Our minds are incredibly powerful.  They have the ability to help us create amazing things…but they also have the ability to torture us.  The perfect example is worrying.

We’ve all experienced worry – it’s a natural human phenomenon. Worry happens when you have thoughts or emotions about a potential threat or problem in the future – when you imagine something going wrong or something bad happening.

This can serve a purpose if you use it to help you identify issues that you can get prepared for.  However it can be detrimental and an energy drain if it leads to rumination and constant feelings of anxiety.

The key to alleviating the worry cycle is to shift worry from anxiety and rumination to concern and preparation.

In this article we will look at a process you can use to step through your worries and several strategies that you can use to ease your mind.

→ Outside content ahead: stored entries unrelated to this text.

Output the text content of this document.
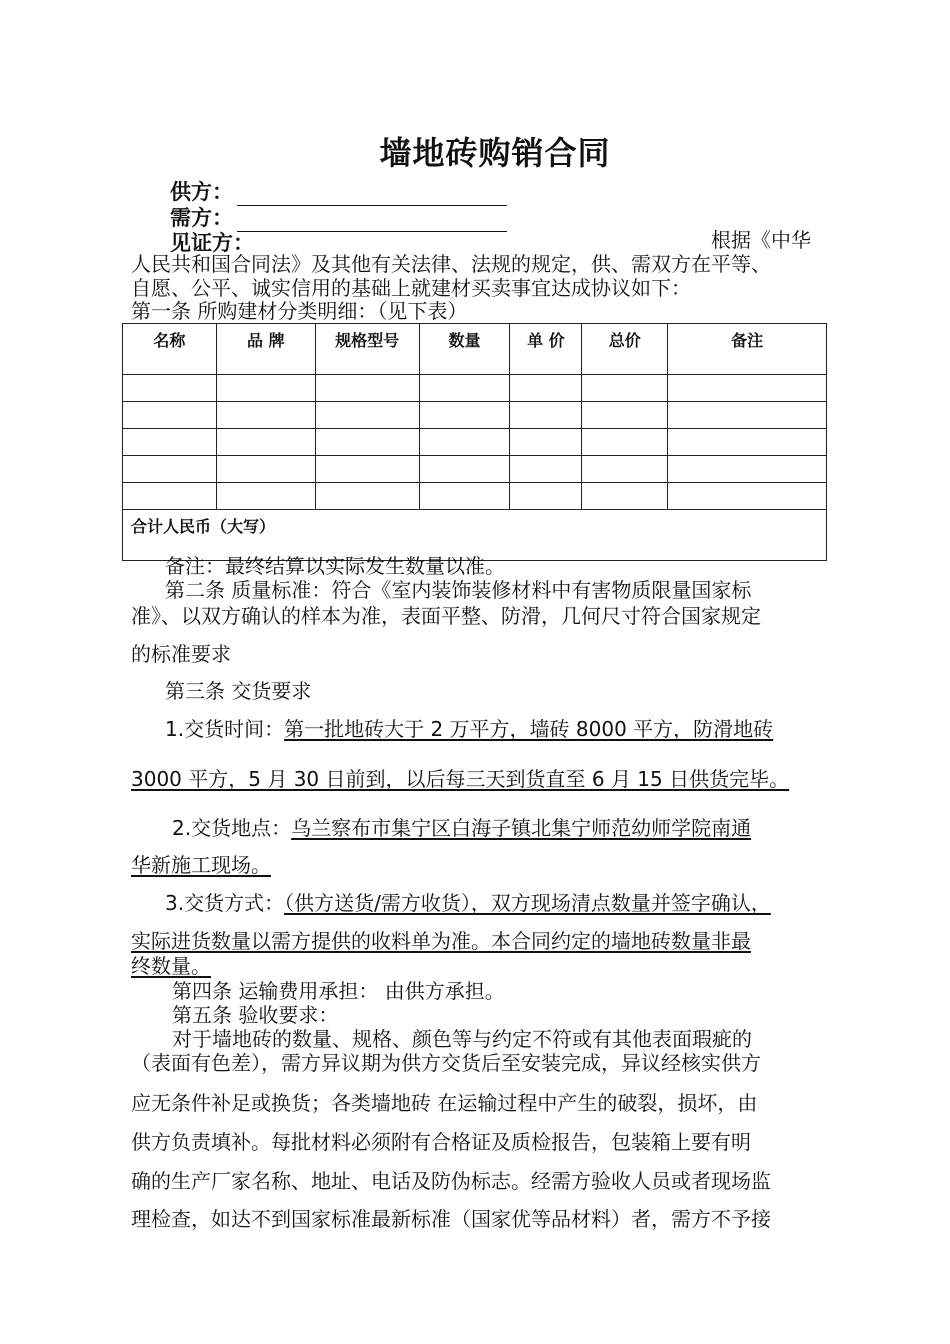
墙地砖购销合同
供方：
需方：
见证方：	根据《中华
人民共和国合同法》及其他有关法律、法规的规定，供、需双方在平等、
自愿、公平、诚实信用的基础上就建材买卖事宜达成协议如下：
第一条 所购建材分类明细：（见下表）
名称	品 牌	规格型号	数量	单 价	总价	备注

合计人民币（大写）						
备注：最终结算以实际发生数量以准。
第二条 质量标准：符合《室内装饰装修材料中有害物质限量国家标
准》、以双方确认的样本为准，表面平整、防滑，几何尺寸符合国家规定
的标准要求
第三条 交货要求
1.交货时间：第一批地砖大于 2 万平方，墙砖 8000 平方，防滑地砖
3000 平方，5 月 30 日前到，以后每三天到货直至 6 月 15 日供货完毕。
2.交货地点：乌兰察布市集宁区白海子镇北集宁师范幼师学院南通
华新施工现场。
3.交货方式：（供方送货/需方收货），双方现场清点数量并签字确认，
实际进货数量以需方提供的收料单为准。本合同约定的墙地砖数量非最
终数量。
第四条 运输费用承担： 由供方承担。
第五条 验收要求：
对于墙地砖的数量、规格、颜色等与约定不符或有其他表面瑕疵的
（表面有色差），需方异议期为供方交货后至安装完成，异议经核实供方
应无条件补足或换货；各类墙地砖 在运输过程中产生的破裂，损坏，由
供方负责填补。每批材料必须附有合格证及质检报告，包装箱上要有明
确的生产厂家名称、地址、电话及防伪标志。经需方验收人员或者现场监
理检查，如达不到国家标准最新标准（国家优等品材料）者，需方不予接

  1. The first step is to acknowledge your worries – give them time.  The more you try to resist something the more it will persist.  It’s like trying not to imagine a green monkey wearing a big orange cowboy hat sitting on a purple giraffe in the middle of your kitchen…you just can’t help it.  The best way to stop rumination is to write it down and then go to step two.
  1. Second – put boundaries around your worries.  Set aside a specific time to focus on your worries.   During this time, write down anything that you’re worried about.  If something comes up later in the day…just add it to the list and tell yourself that you can think about it tomorrow during your allotted time. The process of writing the worry down lets your mind rest because it knows you’ve got it on the agenda. 
  1. Third change your language.  Language is a very powerful tool – it creates your experience.  Instead of using the word “worried” which automatically triggers a feeling of anxiety in most people, use the word “concerned” followed by the word “prepared”.  For example instead of saying, “I am worried about the economy and losing my job” you could say, “I am concerned about the economy and losing my job.  To get prepare I am going to examine my budget and add to my emergency savings fund.  I might also consider a part time job.”
  1. Fourth shift your worry into action.  Tell your mind what you are going to do about the situation.  For each concern map out a plan.  Put it in writing so that each time that concern comes up you can ease your mind by reviewing your plan. 
  1. Focus on what you want NOT on what you don’t want.  Your mind is very powerful.  Your thoughts trigger both your conscious mind and your subconscious mind to create whatever you focus on.  Each time you worry it strengthens the neural pathways in your brain about that problem.  To reprogram your brain, focus on what you want – not on what you don’t want.  This will retrain your brain to help you create what you want.  Visualization and affirmations are powerful tools to help you do this.
  1. Sixth, focus on what is working in your life, not on what is not working.  Shifting worry thoughts to thoughts of gratitude can help ease your mind and create positive energy throughout your body.  Did you know that multiple research studies have shown that practicing gratitude actually creates happiness?  Positive energy and positive thoughts are essential for creating what you want in your life.
  1. Seventh, look at what you can control versus what you can’t control.  If the thing you are worried about is something you can control, such as building up your savings account, then take action on that.  However, if it’s is something that you have no control over, such as when someone dies, then worrying about it only creates negative energy that doesn’t serve you.  Depending on your spiritual beliefs, you may want to create a “ritual” or practice where you turn over your worries to that which is greater than you. 
  1. Eight, adopt a practice that can help you relax.  Many people find that meditation, exercise, or journaling can help them ease their mind.  A daily practice of relaxation can help neutralize the impact of worrying

Finally, remember that worrying and rumination doesn’t serve you – it steals the beauty of the present moment and can rob you of your happiness.  Learning to focus on what you can do versus things outside of your control can lead to a feeling of personal power versus feeling like a victim of the future.

Worry is a phenomenon that our kids will also experience.  One of the greatest gifts you can give them is to teach them how to turn worry into action.